Albany County Dems to host attorney candidate forum
At a live-streamed forum Monday evening, three candidates for the vacant County and Prosecuting Attorney seat will field questions from party officials and members of the public.
In less than two weeks, Albany County will have a new County and Prosecuting Attorney, following the resignation of Peggy Trent earlier this month.
While that role is an elected position, Trent’s early vacation has triggered a party and county process to appoint a replacement who will serve the remaining 19 months of the four-year term.
The Albany County Democratic Central Committee has most likely identified the three candidates it will submit to the county government for final selection, as just three individuals applied during the party’s call for resumes last week.
But that doesn’t mean the party — and community members — are passive observers in the process. The party plans to announce those three candidates later this week, crowdsource comments and questions from community members, and host a candidate forum Monday.
A nine-member screening committee — originally convened for the ultimately unnecessary task of narrowing the pool of candidates to three — is now evaluating the three candidates and preparing for the upcoming forum.
“As Albany County Democrats, we believe in transparency and in hearing from the voice of the community,” Albany County Democrats Chair Carrie Murthy said. “The screening committee is going to focus on developing the questions for the public forum. We’re interested in public feedback: public input on what kinds of things are important to the community, and what kind of questions should we be asking.”
Murthy said the party will also soon release details and bios for the nine members of the screening committee, but adds that they have “unique perspectives and expertise.”
The party’s central committee, its governing body, will meet two days after the forum on May 19, voting on what candidates they will send to the Albany County Commission for final approval. The central committee is required by state law to send a list of “three persons qualified to fill the vacancy” to the county commission, meaning that the three current applicants are likely to be the three candidates submitted.
However, the county’s selection from among those three candidates is still in Democratic hands, as the Democrats hold a majority of the three-member county commission. The Commissioners have five days to choose who will fill the vacancy and step into the role of County and Prosecuting Attorney.
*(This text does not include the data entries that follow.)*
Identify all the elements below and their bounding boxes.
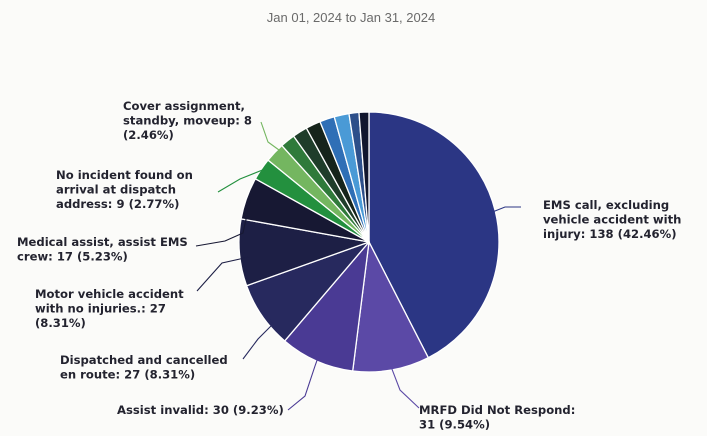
leader-line [491, 206, 521, 213]
slice-label: EMS call, excluding vehicle accident with… [543, 198, 681, 241]
slice-label-line: (2.46%) [123, 128, 174, 142]
leader-line [390, 365, 420, 409]
leader-line [217, 168, 266, 193]
leader-line [195, 199, 251, 247]
leader-line [260, 121, 280, 156]
pie-slice [358, 111, 370, 243]
slice-label-line: (8.31%) [35, 316, 86, 330]
slice-label-line: Medical assist, assist EMS [17, 235, 188, 249]
slice-label-line: Cover assignment, [123, 99, 245, 113]
slice-label-line: vehicle accident with [543, 213, 681, 227]
slice-label: MRFD Did Not Respond: 31 (9.54%) [419, 403, 575, 432]
leader-line [287, 357, 319, 411]
leader-line [196, 251, 251, 292]
slice-labels: EMS call, excluding vehicle accident with… [17, 99, 681, 432]
slice-label: Motor vehicle accident with no injuries.:… [35, 287, 184, 330]
leader-line [242, 313, 274, 360]
slice-label: Medical assist, assist EMS crew: 17 (5.23… [17, 235, 188, 264]
slice-label-line: injury: 138 (42.46%) [543, 227, 677, 241]
slice-label: Dispatched and cancelled en route: 27 (8.… [60, 353, 228, 382]
slice-label: Cover assignment, standby, moveup: 8 (2.46… [123, 99, 252, 142]
slice-label-line: arrival at dispatch [56, 183, 176, 197]
slice-label-line: 31 (9.54%) [419, 418, 490, 432]
slice-label-line: Assist invalid: 30 (9.23%) [117, 403, 284, 417]
slice-label: No incident found on arrival at dispatch a… [56, 168, 193, 211]
slice-label: Assist invalid: 30 (9.23%) [117, 403, 284, 417]
pie-slices [238, 111, 500, 373]
slice-label-line: MRFD Did Not Respond: [419, 403, 575, 417]
slice-label-line: Motor vehicle accident [35, 287, 184, 301]
chart-subtitle: Jan 01, 2024 to Jan 31, 2024 [267, 10, 435, 25]
slice-label-line: crew: 17 (5.23%) [17, 250, 128, 264]
slice-label-line: Dispatched and cancelled [60, 353, 228, 367]
slice-label-line: EMS call, excluding [543, 198, 669, 212]
slice-label-line: address: 9 (2.77%) [56, 197, 179, 211]
pie-slice [352, 241, 429, 373]
slice-label-line: standby, moveup: 8 [123, 114, 252, 128]
slice-label-line: with no injuries.: 27 [35, 302, 166, 316]
leader-lines [195, 121, 521, 411]
slice-label-line: No incident found on [56, 168, 193, 182]
slice-label-line: en route: 27 (8.31%) [60, 368, 195, 382]
pie-slice [368, 111, 500, 359]
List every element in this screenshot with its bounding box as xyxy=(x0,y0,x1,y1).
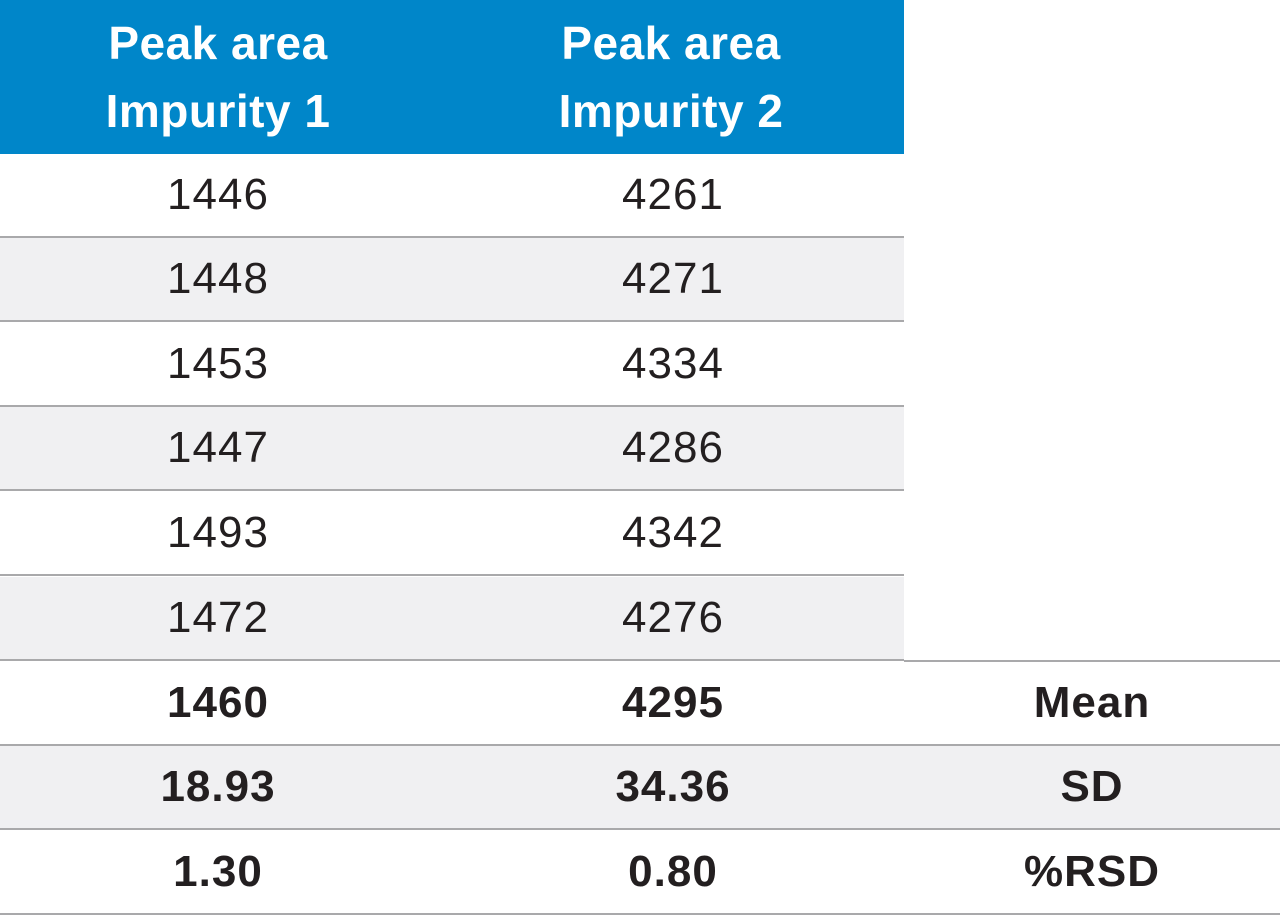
rsd-impurity-2: 0.80 xyxy=(628,847,718,896)
stats-top-divider xyxy=(904,660,1280,662)
table-row: 1472 4276 xyxy=(0,577,904,661)
impurity-1-value: 1447 xyxy=(167,423,269,472)
mean-impurity-2: 4295 xyxy=(622,678,724,727)
mean-impurity-1: 1460 xyxy=(167,678,269,727)
header-impurity-2-line1: Peak area xyxy=(561,17,781,69)
impurity-1-value: 1453 xyxy=(167,339,269,388)
header-impurity-1-line2: Impurity 1 xyxy=(105,85,331,137)
rsd-label: %RSD xyxy=(1023,847,1161,896)
impurity-1-value: 1448 xyxy=(167,254,269,303)
impurity-1-value: 1493 xyxy=(167,508,269,557)
table-row: 1448 4271 xyxy=(0,238,904,322)
impurity-2-value: 4286 xyxy=(622,423,724,472)
sd-impurity-2: 34.36 xyxy=(615,762,731,811)
sd-impurity-1: 18.93 xyxy=(160,762,276,811)
table-row: 1493 4342 xyxy=(0,492,904,576)
header-impurity-1-line1: Peak area xyxy=(108,17,328,69)
header-impurity-2-line2: Impurity 2 xyxy=(558,85,784,137)
impurity-2-value: 4334 xyxy=(622,339,724,388)
table-row: 1446 4261 xyxy=(0,154,904,238)
header-impurity-2: Peak area Impurity 2 xyxy=(445,0,897,154)
impurity-2-value: 4261 xyxy=(622,170,724,219)
impurity-2-value: 4342 xyxy=(622,508,724,557)
header-impurity-1: Peak area Impurity 1 xyxy=(0,0,444,154)
mean-label: Mean xyxy=(1033,678,1151,727)
stats-row-sd: 18.93 34.36 SD xyxy=(0,746,1280,830)
impurity-2-value: 4276 xyxy=(622,593,724,642)
stats-row-mean: 1460 4295 Mean xyxy=(0,662,1280,746)
impurity-1-value: 1472 xyxy=(167,593,269,642)
impurity-1-value: 1446 xyxy=(167,170,269,219)
table-row: 1453 4334 xyxy=(0,323,904,407)
sd-label: SD xyxy=(1060,762,1124,811)
impurity-2-value: 4271 xyxy=(622,254,724,303)
stats-row-rsd: 1.30 0.80 %RSD xyxy=(0,831,1280,915)
table-header: Peak area Impurity 1 Peak area Impurity … xyxy=(0,0,904,154)
rsd-impurity-1: 1.30 xyxy=(173,847,263,896)
table-row: 1447 4286 xyxy=(0,407,904,491)
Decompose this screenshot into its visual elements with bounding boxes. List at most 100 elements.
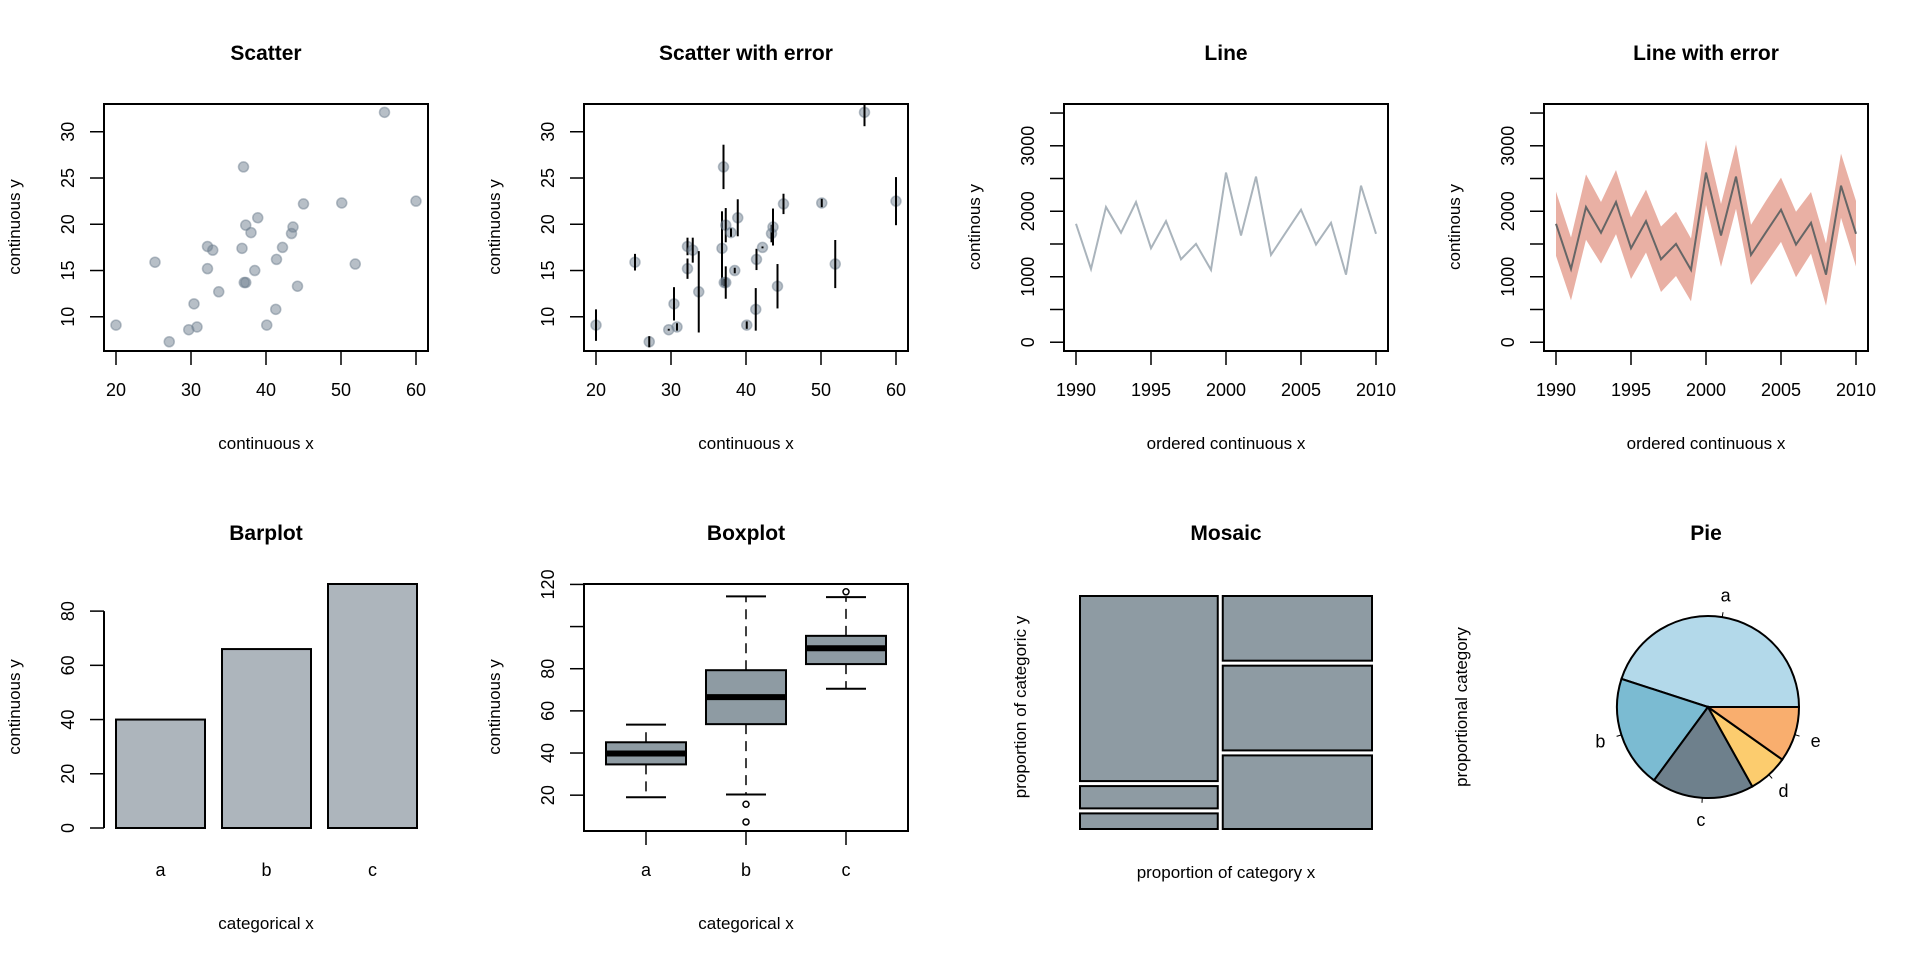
- data-point: [270, 303, 282, 316]
- chart-title: Mosaic: [1190, 522, 1262, 545]
- y-tick-label: 0: [58, 823, 78, 833]
- pie-slice-a: [1620, 615, 1801, 708]
- y-tick-label: 20: [58, 764, 78, 784]
- y-axis-label: continous y: [1445, 184, 1464, 270]
- x-axis-label: continuous x: [218, 434, 314, 453]
- y-tick-label: 1000: [1018, 257, 1038, 297]
- pie-label-tick: [1794, 734, 1800, 737]
- pie-label: a: [1721, 585, 1732, 605]
- x-tick-label: 40: [256, 380, 276, 400]
- data-point: [163, 335, 175, 348]
- chart-title: Barplot: [229, 522, 303, 545]
- chart-title: Line: [1204, 42, 1247, 65]
- x-tick-label: 2005: [1761, 380, 1801, 400]
- box-b: [705, 595, 787, 826]
- data-point: [276, 241, 289, 254]
- pie-slice-b: [1616, 677, 1710, 782]
- x-tick-label: 1995: [1611, 380, 1651, 400]
- data-point: [378, 106, 391, 119]
- y-tick-label: 30: [538, 122, 558, 142]
- x-tick-label: b: [741, 860, 751, 880]
- chart-panel-mosaic: Mosaic proportion of category x proportion…: [1011, 522, 1374, 882]
- chart-title: Boxplot: [707, 522, 785, 545]
- x-tick-label: 50: [811, 380, 831, 400]
- data-point: [245, 226, 257, 239]
- y-tick-label: 3000: [1018, 126, 1038, 166]
- series-line: [1555, 172, 1857, 275]
- x-tick-label: 20: [106, 380, 126, 400]
- data-point: [213, 286, 225, 298]
- x-axis-label: categorical x: [698, 914, 794, 933]
- x-tick-label: 1990: [1536, 380, 1576, 400]
- y-axis-label: continuous y: [5, 179, 24, 275]
- y-tick-label: 15: [538, 261, 558, 281]
- pie-label: e: [1811, 731, 1821, 751]
- plot-frame: [583, 103, 909, 352]
- y-axis-label: proportion of categoric y: [1011, 615, 1030, 798]
- y-tick-label: 20: [538, 214, 558, 234]
- mosaic-cell-1-2: [1079, 785, 1219, 810]
- outlier-point: [742, 818, 750, 826]
- y-tick-label: 1000: [1498, 257, 1518, 297]
- bar-b: [221, 648, 312, 829]
- data-point: [261, 319, 273, 331]
- x-tick-label: 50: [331, 380, 351, 400]
- x-tick-label: 30: [661, 380, 681, 400]
- data-point: [149, 256, 161, 268]
- mosaic-cell-2-3: [1221, 754, 1374, 830]
- chart-title: Scatter with error: [659, 42, 833, 65]
- chart-panel-line-with-error: Line with error ordered continuous x conti…: [1445, 42, 1876, 453]
- data-point: [207, 244, 219, 256]
- box-c: [805, 588, 887, 690]
- mosaic-cell-1-3: [1079, 812, 1219, 831]
- y-tick-label: 20: [538, 785, 558, 805]
- x-axis-label: proportion of category x: [1137, 863, 1316, 882]
- y-tick-label: 25: [58, 168, 78, 188]
- x-tick-label: 20: [586, 380, 606, 400]
- pie-label: b: [1595, 732, 1605, 752]
- data-point: [191, 321, 203, 333]
- outlier-point: [842, 588, 850, 596]
- series-line: [1075, 172, 1377, 275]
- x-tick-label: b: [261, 860, 271, 880]
- data-point: [336, 197, 348, 209]
- chart-panel-line: Line ordered continuous x continous y 1990 1…: [965, 42, 1396, 453]
- data-point: [270, 253, 283, 266]
- bar-c: [327, 583, 418, 829]
- x-tick-label: 2010: [1356, 380, 1396, 400]
- y-tick-label: 10: [58, 307, 78, 327]
- data-point: [188, 298, 200, 310]
- pie-label: d: [1779, 781, 1789, 801]
- data-point: [236, 242, 248, 255]
- data-point: [237, 161, 250, 173]
- x-tick-label: c: [842, 860, 851, 880]
- data-point: [410, 195, 422, 207]
- y-tick-label: 40: [58, 710, 78, 730]
- y-tick-label: 60: [58, 655, 78, 675]
- x-tick-label: a: [641, 860, 652, 880]
- y-tick-label: 40: [538, 743, 558, 763]
- x-axis-label: ordered continuous x: [1147, 434, 1306, 453]
- data-point: [110, 319, 122, 331]
- mosaic-cell-1-1: [1079, 595, 1219, 783]
- x-tick-label: 40: [736, 380, 756, 400]
- x-axis-label: categorical x: [218, 914, 314, 933]
- x-tick-label: 2010: [1836, 380, 1876, 400]
- y-tick-label: 0: [1498, 337, 1518, 347]
- data-point: [349, 258, 361, 270]
- x-tick-label: 2000: [1686, 380, 1726, 400]
- x-axis-label: continuous x: [698, 434, 794, 453]
- y-tick-label: 30: [58, 122, 78, 142]
- y-tick-label: 25: [538, 168, 558, 188]
- data-point: [291, 280, 304, 292]
- plot-frame: [1063, 103, 1389, 352]
- chart-panel-pie: Pie proportional category a b c d e: [1452, 522, 1821, 830]
- x-tick-label: 2000: [1206, 380, 1246, 400]
- pie-label-tick: [1768, 774, 1773, 779]
- data-point: [240, 276, 252, 289]
- data-point: [249, 264, 261, 277]
- y-tick-label: 2000: [1018, 191, 1038, 231]
- y-tick-label: 10: [538, 307, 558, 327]
- y-tick-label: 60: [538, 701, 558, 721]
That role serves two main functions: bringing criminal, misdemeanor or juvenile cases on behalf of the state, and serving as legal counsel for the county, the commissioners and some other county officials.
The Democratic Party, both nationally and locally, is home to various factions with different visions for the future of their communities. The last county attorney, for example, was both praised by some party members and criticized by others for her handling of the Colling grand jury in 2019.
“We’re a big-tent party so certainly there’s people who have specific priorities in one particular area and others who might have slightly different priorities,” Murthy said. “Of course, generally, we find alignment on a lot of things.”
One of those areas of agreement, Murthy said, is supporting the reforms Trent was known for.
“One of the things Peggy Trent really got right was her work with juvenile justice,” Murthy said. “So we would like to see in our candidates their vision for the office, and what kind of alignment they might have with what Peggy Trent has done already — what they might build on, what they might keep, and that sort of thing.”
This is the second time in less than a calendar year that an earlier resignation has forced the county to fill a vacancy in an elected role. In November, former Sheriff Dave O’Malley — re-elected alongside Trent in 2018 — resigned from his role, triggering a similar replacement process for the county and for the Democrats.
“When Sheriff Dave O’Malley resigned, that was a big deal — and we had comments as we were going through the process that this was a once-in-a-lifetime challenge, and that sort of thing,” Murthy said. “And then six months later … it’s like when the 100-year flood hits two years in a row.”
The public candidate forum will be live-streamed May 17 at 7 p.m. Details on how to tune in will be released later this week, alongside instructions for submitting questions for the candidates.